The Blood Gold Report, established last week, is calling for submissions from any interested parties including industry, civil society, politicians and academics. According to Clement, “the fundamental question for industry is this: ‘How can you give confidence to investors and consumers that they are not buying ‘Blood Gold’?”
Mali’s gold mining industry is home to extensive human rights violations. According to the International Federation of Human Rights, mining companies active in Mali are “eschewing legal obligations and social responsibilities” when it comes to preserving the rights of Malian workers.
Accountability for mining companies
“Ultimately the goal of the research is accountability. If companies choose to partner with military dictatorships, human rights violators, the Wagner group, then investors and the public deserve to know,” Clement told Mining Technology.
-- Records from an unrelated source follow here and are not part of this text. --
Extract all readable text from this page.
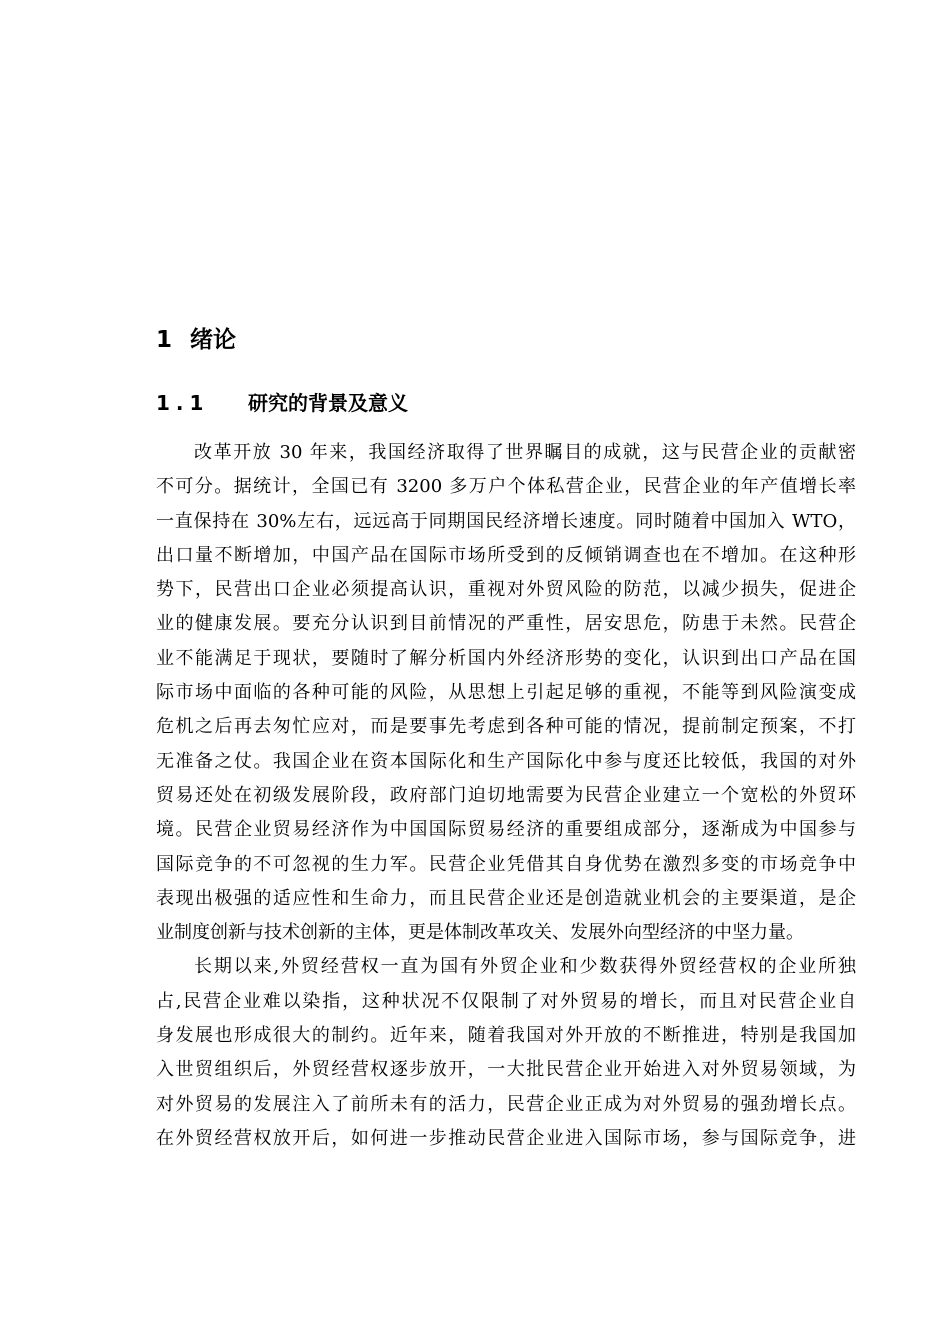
1 绪论
1.1 研究的背景及意义
改革开放 30 年来，我国经济取得了世界瞩目的成就，这与民营企业的贡献密
不可分。据统计，全国已有 3200 多万户个体私营企业，民营企业的年产值增长率
一直保持在 30%左右，远远高于同期国民经济增长速度。同时随着中国加入 WTO，
出口量不断增加，中国产品在国际市场所受到的反倾销调查也在不增加。在这种形
势下，民营出口企业必须提高认识，重视对外贸风险的防范，以减少损失，促进企
业的健康发展。要充分认识到目前情况的严重性，居安思危，防患于未然。民营企
业不能满足于现状，要随时了解分析国内外经济形势的变化，认识到出口产品在国
际市场中面临的各种可能的风险，从思想上引起足够的重视，不能等到风险演变成
危机之后再去匆忙应对，而是要事先考虑到各种可能的情况，提前制定预案，不打
无准备之仗。我国企业在资本国际化和生产国际化中参与度还比较低，我国的对外
贸易还处在初级发展阶段，政府部门迫切地需要为民营企业建立一个宽松的外贸环
境。民营企业贸易经济作为中国国际贸易经济的重要组成部分，逐渐成为中国参与
国际竞争的不可忽视的生力军。民营企业凭借其自身优势在激烈多变的市场竞争中
表现出极强的适应性和生命力，而且民营企业还是创造就业机会的主要渠道，是企
业制度创新与技术创新的主体，更是体制改革攻关、发展外向型经济的中坚力量。
长期以来,外贸经营权一直为国有外贸企业和少数获得外贸经营权的企业所独
占,民营企业难以染指，这种状况不仅限制了对外贸易的增长，而且对民营企业自
身发展也形成很大的制约。近年来，随着我国对外开放的不断推进，特别是我国加
入世贸组织后，外贸经营权逐步放开，一大批民营企业开始进入对外贸易领域，为
对外贸易的发展注入了前所未有的活力，民营企业正成为对外贸易的强劲增长点。
在外贸经营权放开后，如何进一步推动民营企业进入国际市场，参与国际竞争，进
“And with that accountability, will hopefully come better decision-making that ensures the gold industry is not implicated – directly or indirectly – with war crimes in Africa and funding Russia’s war of aggression in Ukraine.”
The Wagner Group has been sanctioned by a number of international governments including the EU, US and the UK. Wagner-linked officials in Mali, Sudan and the Central African Republic have also been subject to sanctions.
“The Wagner Group is committing atrocities in Ukraine, as well as acting with impunity in countries like Mali, Central African Republic and Sudan,” said UK Minister for Development and Africa Andrew Mitchell in a statement sanctioning the Wagner Group in July. “Wherever Wagner operates, it has a catastrophic effect on communities, worsens existing conflicts and damages the reputations of countries that host them.”